Re: problems with gawk 3.1.5-3 hanging -- more info

On Thu, 30 Mar 2006, David Carter wrote:

> Igor Peshansky wrote:
> > On Thu, 30 Mar 2006, David Carter wrote:
> > > It appears to me that by opening the file as O_TEXT, that gawk is
> > > hanging because it is waiting for that LF char to follow the CR
> > > (which never comes). Does this sound likely to you?
> >
> > If this theory were true, "echo -ne 'aa\rb' | gawk '{print $0}'" would
> > hang.  It doesn't for me, even with textmode pipes...
> Yes, I realized this myself soon after posting. Your echo command
> doesn't hang for me either.
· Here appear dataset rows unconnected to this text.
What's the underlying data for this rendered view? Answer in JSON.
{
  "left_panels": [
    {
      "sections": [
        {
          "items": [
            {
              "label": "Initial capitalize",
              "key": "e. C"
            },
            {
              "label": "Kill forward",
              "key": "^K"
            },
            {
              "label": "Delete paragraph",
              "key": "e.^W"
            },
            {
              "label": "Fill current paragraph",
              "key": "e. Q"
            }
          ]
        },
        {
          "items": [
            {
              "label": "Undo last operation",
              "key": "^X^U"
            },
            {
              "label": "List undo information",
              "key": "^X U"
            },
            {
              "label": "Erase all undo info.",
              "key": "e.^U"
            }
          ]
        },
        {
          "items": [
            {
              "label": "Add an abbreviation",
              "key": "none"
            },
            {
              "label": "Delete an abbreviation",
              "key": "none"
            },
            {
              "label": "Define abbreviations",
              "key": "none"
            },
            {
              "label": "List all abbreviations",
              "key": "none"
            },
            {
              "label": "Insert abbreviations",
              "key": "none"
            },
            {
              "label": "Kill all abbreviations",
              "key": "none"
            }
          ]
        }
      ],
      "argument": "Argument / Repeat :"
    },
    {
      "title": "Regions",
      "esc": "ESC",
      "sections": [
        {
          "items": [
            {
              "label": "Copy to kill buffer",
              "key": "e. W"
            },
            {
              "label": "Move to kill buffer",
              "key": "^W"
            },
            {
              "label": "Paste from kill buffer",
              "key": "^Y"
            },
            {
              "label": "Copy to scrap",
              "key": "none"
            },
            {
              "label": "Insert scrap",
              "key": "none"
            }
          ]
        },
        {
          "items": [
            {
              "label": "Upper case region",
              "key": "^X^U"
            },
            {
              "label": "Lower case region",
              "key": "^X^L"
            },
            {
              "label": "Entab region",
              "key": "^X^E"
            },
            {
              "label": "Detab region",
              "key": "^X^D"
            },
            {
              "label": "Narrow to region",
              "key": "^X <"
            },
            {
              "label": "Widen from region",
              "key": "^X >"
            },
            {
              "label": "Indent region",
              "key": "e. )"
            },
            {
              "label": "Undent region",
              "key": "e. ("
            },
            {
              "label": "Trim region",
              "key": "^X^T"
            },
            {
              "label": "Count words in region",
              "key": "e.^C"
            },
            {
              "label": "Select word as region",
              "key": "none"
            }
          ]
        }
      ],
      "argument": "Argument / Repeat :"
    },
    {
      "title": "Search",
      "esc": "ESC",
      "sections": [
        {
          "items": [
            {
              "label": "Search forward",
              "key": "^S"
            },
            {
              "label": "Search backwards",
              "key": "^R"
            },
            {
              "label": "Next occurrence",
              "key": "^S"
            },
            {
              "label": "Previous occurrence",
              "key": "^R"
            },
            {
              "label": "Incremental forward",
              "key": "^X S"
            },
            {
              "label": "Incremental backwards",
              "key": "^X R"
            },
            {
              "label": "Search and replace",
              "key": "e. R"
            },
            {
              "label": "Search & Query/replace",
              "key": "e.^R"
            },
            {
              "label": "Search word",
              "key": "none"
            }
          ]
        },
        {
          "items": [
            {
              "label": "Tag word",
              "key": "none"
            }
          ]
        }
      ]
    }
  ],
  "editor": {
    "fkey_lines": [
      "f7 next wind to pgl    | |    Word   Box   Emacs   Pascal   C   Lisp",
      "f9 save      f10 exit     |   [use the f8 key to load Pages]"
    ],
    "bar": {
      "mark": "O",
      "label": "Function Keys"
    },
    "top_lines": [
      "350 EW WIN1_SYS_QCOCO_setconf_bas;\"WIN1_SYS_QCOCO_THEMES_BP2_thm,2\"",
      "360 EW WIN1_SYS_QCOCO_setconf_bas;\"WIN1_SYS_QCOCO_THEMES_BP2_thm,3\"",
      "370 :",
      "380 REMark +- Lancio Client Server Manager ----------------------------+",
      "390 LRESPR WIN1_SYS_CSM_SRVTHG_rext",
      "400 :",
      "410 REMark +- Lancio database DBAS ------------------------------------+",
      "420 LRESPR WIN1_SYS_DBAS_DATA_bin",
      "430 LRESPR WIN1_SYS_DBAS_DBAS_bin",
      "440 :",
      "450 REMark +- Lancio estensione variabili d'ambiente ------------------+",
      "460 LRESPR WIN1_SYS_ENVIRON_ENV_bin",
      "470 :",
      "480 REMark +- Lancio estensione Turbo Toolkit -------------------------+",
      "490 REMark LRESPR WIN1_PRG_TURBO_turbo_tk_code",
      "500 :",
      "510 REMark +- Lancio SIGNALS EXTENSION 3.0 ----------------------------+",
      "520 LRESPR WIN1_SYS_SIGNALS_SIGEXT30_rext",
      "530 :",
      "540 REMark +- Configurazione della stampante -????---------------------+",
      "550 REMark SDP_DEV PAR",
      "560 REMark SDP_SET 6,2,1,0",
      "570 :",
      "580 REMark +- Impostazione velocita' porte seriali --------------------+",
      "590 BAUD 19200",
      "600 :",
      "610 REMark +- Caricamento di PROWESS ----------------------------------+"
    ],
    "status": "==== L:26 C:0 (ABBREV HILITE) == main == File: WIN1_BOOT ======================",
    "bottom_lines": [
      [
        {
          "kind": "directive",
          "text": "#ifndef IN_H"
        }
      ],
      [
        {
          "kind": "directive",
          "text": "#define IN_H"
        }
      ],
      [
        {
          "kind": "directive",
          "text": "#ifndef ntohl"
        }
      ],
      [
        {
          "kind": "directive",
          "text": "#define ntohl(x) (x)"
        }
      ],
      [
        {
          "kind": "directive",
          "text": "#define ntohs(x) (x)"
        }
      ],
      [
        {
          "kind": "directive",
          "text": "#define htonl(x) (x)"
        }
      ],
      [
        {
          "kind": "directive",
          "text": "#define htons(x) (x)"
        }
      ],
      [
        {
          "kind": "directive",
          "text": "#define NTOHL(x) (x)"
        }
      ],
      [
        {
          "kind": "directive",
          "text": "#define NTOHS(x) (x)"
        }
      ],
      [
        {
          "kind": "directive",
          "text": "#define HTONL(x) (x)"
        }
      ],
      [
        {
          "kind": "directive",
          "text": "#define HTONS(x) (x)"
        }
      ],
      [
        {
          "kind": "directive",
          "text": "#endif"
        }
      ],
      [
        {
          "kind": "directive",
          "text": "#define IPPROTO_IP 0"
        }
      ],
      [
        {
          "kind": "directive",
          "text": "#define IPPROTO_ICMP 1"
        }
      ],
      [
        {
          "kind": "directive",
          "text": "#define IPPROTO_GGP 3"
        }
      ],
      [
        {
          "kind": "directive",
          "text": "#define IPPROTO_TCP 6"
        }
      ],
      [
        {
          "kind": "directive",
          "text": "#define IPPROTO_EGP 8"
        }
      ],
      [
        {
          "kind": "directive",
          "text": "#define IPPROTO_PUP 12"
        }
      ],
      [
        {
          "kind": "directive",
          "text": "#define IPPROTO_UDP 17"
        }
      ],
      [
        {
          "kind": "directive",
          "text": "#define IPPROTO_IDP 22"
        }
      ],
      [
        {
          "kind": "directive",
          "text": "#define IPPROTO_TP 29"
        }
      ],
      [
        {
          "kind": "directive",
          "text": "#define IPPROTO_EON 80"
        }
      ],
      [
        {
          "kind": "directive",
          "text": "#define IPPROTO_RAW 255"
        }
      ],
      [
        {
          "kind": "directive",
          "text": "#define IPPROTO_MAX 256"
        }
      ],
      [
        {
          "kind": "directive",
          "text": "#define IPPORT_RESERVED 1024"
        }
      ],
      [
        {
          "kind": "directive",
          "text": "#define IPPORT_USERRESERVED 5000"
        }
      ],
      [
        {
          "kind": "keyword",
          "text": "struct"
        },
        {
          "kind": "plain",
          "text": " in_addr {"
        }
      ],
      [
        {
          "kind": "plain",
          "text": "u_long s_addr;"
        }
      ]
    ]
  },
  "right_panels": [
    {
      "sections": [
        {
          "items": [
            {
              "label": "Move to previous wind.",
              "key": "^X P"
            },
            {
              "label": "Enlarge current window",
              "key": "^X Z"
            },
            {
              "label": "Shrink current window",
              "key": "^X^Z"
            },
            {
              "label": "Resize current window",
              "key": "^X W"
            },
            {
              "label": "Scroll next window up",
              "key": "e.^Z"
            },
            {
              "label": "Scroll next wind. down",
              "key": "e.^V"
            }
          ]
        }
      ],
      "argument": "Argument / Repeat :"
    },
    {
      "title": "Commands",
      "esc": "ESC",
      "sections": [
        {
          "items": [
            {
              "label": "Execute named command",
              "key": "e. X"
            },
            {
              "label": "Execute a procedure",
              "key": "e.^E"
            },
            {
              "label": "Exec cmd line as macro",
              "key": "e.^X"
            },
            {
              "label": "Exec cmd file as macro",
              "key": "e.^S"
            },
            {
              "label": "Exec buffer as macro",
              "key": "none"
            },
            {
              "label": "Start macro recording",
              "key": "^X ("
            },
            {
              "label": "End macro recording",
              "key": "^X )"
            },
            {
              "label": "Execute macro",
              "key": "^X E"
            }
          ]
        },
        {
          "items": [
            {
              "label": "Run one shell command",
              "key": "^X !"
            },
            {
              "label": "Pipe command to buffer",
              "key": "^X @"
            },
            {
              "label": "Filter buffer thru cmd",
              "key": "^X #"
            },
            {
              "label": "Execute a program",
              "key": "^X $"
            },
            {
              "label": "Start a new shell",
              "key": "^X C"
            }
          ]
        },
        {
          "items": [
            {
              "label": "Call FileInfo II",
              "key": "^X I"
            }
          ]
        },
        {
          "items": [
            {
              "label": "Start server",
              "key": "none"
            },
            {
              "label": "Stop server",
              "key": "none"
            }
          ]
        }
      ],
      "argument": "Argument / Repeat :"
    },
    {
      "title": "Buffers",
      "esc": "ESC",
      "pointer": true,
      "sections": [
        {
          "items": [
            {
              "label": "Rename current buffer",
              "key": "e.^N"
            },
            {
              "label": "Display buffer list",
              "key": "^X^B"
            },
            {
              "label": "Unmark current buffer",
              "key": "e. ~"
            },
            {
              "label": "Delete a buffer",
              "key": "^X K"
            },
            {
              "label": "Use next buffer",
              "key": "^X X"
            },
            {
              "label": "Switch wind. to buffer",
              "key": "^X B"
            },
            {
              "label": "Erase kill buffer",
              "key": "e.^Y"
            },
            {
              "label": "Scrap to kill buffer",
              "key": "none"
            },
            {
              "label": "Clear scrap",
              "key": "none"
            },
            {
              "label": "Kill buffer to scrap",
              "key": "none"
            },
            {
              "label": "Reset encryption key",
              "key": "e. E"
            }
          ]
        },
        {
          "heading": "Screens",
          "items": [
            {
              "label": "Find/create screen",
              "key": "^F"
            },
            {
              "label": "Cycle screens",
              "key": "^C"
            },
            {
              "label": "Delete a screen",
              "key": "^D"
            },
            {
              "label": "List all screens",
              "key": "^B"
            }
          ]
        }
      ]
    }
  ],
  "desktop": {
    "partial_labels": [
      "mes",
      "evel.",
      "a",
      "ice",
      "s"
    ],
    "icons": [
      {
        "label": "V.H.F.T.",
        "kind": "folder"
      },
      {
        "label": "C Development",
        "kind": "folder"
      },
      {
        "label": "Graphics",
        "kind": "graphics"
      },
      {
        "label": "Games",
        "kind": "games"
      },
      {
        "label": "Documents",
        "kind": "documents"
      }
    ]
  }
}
As I said in my original post, this is one
> of those annoying bugs that if I try to make it hang interactively, it
> always works correctly (never hangs), but if I try to do it with my
> regular script, it (usually, but not always) hangs.  This is another
> clue that my initial "theory" was incorrect: if it were true, the
> program would hang regardless.
> Here's an example line, callable from a prompt, that usually hangs:
> $ rsync -Pv sourcefile rmachine:/rpath/ | \
>   gawk 'BEGIN { RS="\r|\n" } {print $0; fflush();}'
> To test this, I recommend using a source/remote combination for rsync
> that will take about 30 seconds to a minute to complete. This will
> create enough output for gawk to replicate the issue.
> If this hangs (it may not hang the first time; give it 2 or 3 runs),
> you'll stop getting output to stdout and it will just sit there. If you
> go to another prompt to do a ps, you'll see that rsync is done running
> but gawk is still sitting there. CTRL+C in the window running the script
> does nothing. You need to kill the gawk process from another bash
> prompt.
> > Try saving the output of rsync to file and running gawk over that
> > separately...
> Good idea. Per your advice, I tried doing something like the following:
> $ rsync -Pv sourcefile rmachine:/rpath/ > rsync.out

I would at least try "$ rsync -Pv ... | cat > rsync.out", to make sure it
goes through a pipe first.

> $ cat rsync.out | \
>   gawk 'BEGIN { RS="\r|\n" } {print $0; fflush();}'

Does "gawk 'BEGIN ...' < rsync.out" hang?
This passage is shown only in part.